On 9/12/2012 5:58 AM, Ian Stakenvicius wrote:
-----BEGIN PGP SIGNED MESSAGE-----
On 12/09/12 05:55 AM, Gregory M. Turner wrote:
Note that, effectively, we have this already, and it's called
"portage". But one could certainly make a case for modularizing it
better, since, in truth, we are talking about a very common, very
abstract problem here which portage shares with any number of
Such an engine could very well do exactly the right thing if it
were faced with a constraint that a certain part of a certain build
needed to proceed without parallelism due to limitations coming
from the build.
Also, there are very large parts of most builds -- configure comes
to mind -- that don't parallelize even if, perhaps, they should.
In such cases, a really smart global parallelism arbiter could
easily respond by spawning more jobs from other builds.
So essentially what you're saying here is that it might be worthwhile
to look into parallelism as a whole and possibly come up with a
solution that combines 'emerge --jobs' and build-system parallelism
together to maximum benefit?
Yeah, couldn't have said it better myself ... apparently
Advanced HPC systems (sys-cluster/torque along with an appropriate
scheduler, for instance) can do such things with their jobs when the
jobs are properly built; I could see portage being able to handle this
as well given most of what is necessary is already known (ebuild
phases, build system type (via eclass), etc). However, given the
limitations already put on parallelism in terms of emerge order, etc,
I could see this solution needing to be -very- complex and integration
needing to occur on multiple levels. We'd also need to consider
distcc (and other cluster-shared compilation methods if there are
any??).. It would be an interesting project, though.
ACK all of the above.
Tempting to think more deeply about this but probably the last thing I
need to do right now is to talk myself into another speculative project.

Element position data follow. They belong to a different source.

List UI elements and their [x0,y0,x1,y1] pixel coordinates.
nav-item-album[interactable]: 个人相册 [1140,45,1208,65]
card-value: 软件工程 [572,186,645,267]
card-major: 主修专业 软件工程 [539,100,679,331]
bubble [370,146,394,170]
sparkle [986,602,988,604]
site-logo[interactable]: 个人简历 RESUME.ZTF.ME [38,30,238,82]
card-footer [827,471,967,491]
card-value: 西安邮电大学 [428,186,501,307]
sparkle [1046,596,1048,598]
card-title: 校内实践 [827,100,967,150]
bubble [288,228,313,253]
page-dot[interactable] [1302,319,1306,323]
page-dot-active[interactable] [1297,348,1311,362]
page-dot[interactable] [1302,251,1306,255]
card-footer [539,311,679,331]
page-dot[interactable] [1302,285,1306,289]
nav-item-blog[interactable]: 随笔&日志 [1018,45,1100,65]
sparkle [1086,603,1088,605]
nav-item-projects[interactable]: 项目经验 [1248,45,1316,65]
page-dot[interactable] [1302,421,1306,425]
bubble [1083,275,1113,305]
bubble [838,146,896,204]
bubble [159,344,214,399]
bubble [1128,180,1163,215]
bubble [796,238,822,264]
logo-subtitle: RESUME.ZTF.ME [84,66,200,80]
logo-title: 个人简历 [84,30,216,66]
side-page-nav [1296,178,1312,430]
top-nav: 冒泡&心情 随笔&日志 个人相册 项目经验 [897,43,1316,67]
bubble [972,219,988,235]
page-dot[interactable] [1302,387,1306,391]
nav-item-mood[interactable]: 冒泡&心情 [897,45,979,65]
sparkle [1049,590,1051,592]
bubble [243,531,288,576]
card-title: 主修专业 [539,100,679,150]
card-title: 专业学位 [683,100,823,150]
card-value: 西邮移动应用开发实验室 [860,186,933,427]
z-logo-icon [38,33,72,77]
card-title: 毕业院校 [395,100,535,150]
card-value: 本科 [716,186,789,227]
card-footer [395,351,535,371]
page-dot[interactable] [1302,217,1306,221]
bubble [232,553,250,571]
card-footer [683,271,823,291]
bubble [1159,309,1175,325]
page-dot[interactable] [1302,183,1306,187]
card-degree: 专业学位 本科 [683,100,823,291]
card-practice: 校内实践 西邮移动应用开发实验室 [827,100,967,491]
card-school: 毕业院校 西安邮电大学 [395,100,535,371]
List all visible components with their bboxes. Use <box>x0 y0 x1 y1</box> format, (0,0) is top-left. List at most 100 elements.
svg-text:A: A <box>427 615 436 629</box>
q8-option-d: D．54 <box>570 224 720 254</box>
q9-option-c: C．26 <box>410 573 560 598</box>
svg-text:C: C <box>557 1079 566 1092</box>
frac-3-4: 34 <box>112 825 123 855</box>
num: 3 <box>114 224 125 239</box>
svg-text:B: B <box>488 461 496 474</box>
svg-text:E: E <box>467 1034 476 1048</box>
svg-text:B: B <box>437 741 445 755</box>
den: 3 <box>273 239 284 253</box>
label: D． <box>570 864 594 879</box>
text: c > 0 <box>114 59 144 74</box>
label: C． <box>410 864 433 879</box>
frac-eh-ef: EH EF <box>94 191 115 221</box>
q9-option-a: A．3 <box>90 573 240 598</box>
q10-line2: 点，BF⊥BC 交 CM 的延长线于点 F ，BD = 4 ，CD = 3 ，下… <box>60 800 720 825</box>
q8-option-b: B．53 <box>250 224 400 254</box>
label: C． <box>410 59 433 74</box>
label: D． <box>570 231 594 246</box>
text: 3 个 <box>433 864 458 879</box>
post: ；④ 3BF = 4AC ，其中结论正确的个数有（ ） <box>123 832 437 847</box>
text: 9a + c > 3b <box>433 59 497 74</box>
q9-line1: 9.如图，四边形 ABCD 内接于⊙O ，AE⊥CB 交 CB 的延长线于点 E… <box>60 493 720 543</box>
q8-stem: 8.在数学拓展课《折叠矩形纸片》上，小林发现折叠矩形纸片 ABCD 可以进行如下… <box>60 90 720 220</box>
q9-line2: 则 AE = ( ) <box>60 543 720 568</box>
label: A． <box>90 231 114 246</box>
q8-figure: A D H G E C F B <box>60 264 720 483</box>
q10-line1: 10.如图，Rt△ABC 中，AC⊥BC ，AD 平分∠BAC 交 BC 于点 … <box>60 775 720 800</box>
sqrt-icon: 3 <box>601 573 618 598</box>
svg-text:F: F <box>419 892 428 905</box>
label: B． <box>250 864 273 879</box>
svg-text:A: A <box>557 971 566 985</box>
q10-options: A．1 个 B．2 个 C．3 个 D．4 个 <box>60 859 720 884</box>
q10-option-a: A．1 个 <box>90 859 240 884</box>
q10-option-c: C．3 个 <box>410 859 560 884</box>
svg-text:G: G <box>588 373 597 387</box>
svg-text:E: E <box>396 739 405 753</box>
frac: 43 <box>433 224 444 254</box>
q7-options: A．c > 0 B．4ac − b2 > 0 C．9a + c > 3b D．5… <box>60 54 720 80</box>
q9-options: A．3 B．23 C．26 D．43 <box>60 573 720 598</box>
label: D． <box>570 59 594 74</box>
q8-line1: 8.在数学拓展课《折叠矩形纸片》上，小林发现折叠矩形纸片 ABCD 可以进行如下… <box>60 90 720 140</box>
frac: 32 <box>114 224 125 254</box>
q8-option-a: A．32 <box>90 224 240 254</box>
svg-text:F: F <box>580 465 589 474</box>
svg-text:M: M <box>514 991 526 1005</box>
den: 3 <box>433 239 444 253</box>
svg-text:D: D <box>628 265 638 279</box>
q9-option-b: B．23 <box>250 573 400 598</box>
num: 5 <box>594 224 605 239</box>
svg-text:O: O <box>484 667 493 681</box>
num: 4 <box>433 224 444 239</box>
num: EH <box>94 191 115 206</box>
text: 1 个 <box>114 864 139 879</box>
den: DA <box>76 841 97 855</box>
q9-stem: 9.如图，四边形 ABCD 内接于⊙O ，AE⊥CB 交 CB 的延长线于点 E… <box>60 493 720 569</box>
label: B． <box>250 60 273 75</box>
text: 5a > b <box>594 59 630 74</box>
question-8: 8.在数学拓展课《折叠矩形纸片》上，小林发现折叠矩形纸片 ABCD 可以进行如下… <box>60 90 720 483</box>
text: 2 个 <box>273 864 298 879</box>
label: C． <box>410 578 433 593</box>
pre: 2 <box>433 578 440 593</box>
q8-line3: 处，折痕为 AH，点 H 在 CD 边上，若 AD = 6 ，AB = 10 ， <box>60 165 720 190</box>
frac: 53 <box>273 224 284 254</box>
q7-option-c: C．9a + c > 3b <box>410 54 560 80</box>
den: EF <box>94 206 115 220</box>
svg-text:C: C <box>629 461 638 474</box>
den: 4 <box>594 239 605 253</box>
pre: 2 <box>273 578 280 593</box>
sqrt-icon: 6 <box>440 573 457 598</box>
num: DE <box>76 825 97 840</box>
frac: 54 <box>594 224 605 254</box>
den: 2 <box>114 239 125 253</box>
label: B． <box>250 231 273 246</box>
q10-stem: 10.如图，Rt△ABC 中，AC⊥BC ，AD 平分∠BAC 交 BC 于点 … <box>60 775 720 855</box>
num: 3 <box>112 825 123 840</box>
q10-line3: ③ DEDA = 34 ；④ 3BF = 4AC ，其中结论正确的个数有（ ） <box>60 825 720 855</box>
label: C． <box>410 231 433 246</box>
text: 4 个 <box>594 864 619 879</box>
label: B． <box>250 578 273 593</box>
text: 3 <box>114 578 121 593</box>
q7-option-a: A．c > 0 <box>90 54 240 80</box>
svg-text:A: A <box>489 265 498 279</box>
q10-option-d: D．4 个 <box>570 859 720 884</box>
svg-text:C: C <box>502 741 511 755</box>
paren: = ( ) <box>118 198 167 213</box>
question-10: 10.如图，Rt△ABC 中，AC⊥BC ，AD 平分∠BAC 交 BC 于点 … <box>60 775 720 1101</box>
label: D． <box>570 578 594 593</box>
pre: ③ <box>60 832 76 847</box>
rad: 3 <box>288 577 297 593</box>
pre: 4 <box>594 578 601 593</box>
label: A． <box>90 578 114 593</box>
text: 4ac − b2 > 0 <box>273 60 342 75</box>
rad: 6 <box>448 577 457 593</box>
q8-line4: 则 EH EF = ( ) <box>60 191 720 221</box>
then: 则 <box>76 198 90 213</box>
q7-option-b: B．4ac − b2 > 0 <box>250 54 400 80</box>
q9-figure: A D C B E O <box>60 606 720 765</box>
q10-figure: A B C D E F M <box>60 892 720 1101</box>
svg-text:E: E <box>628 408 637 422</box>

I've hurt my wrist a bit -- probably an RSI -- so should help deter me :S
Only a few major sources of parallelism exist in portage: --jobs /
--load-average in emerge opts, multiprocessing eclass & equiv. ebuild
helper, distcc, and make... Infrastructure is already in place for all
of those, so perhaps a good holistic solution exists that isn't /too/
...OK another f!#!%$^ brainstorm incoming
For "JOBS" syntax... what really seems missing in portage are:
o a clean way to say "dont parallelize this particular make
invocation" in ebuilds
o a clean way to globally say "try to use this parallelization
strategy when emerging."
So what about something like:
o EMERGE_JOBS and EMERGE_LOAD_AVERAGE make.conf vars equiv. to
--jobs and --load-average emerge options
o EBUILD_JOBS and EBUILD_LOAD_AVERAGE make.conf vars
o If the latter are not specified, they are copied respectively from
the former (debatable for *_JOBS, since now we get 16 processes when
we asked for four).
o MAKEOPTS is auto-extended to reflect EBUILD_JOBS/EBUILD_LOAD_AVERAGE
if & only if -j|--jobs|-l|--load-average options aren't provided in
o however, if MAKEOPTS "override" EBUILD_JOBS or EBUILD_LOAD_AVERAGE,
issue a conspicuous yellow-stars warning
o extend "emake" to accept a "--non-parallel" option which will
strip all -j|--jobs|-l|--load-average options from MAKEOPTS;
perhaps support an equivalent EBUILD_NON_PARALLEL envvar as well,
with support for override in profile.bashrc. Don't warn about this
overriding EBUILD_JOBS -- treat as SOP.
o debatable: respect EBUILD_NON_PARALLEL in multiprocessing, etc?
or, perhaps, something like:
could be used to distinguish between "don't use any parallelism"
and "don't use GNU's make parallelism in emake". Also maybe a
better name exists that doesn't use double-negatives.
Seems to me something vaguely like the above would provide
o backward compatibility for ebuilds and make.conf
o not so vastly different than what we have
o a decent way to specify what "we really want" globally;
insofar as portage doesn't do the best job effecting the requested
parallelization strategy, more ambitious tactics could be
implemented later, hopefully without huge interface revisions.
(Kind-of-crazy additional idea: put ceil(sqrt(EMERGE_JOBS)) into
EBUILD_JOBS when only the former is specified, and then let
effective_emerge_jobs equal floor(EMERGE_JOBS/EBUILD_JOBS).... but maybe
too much automagic for this to be a good idea.)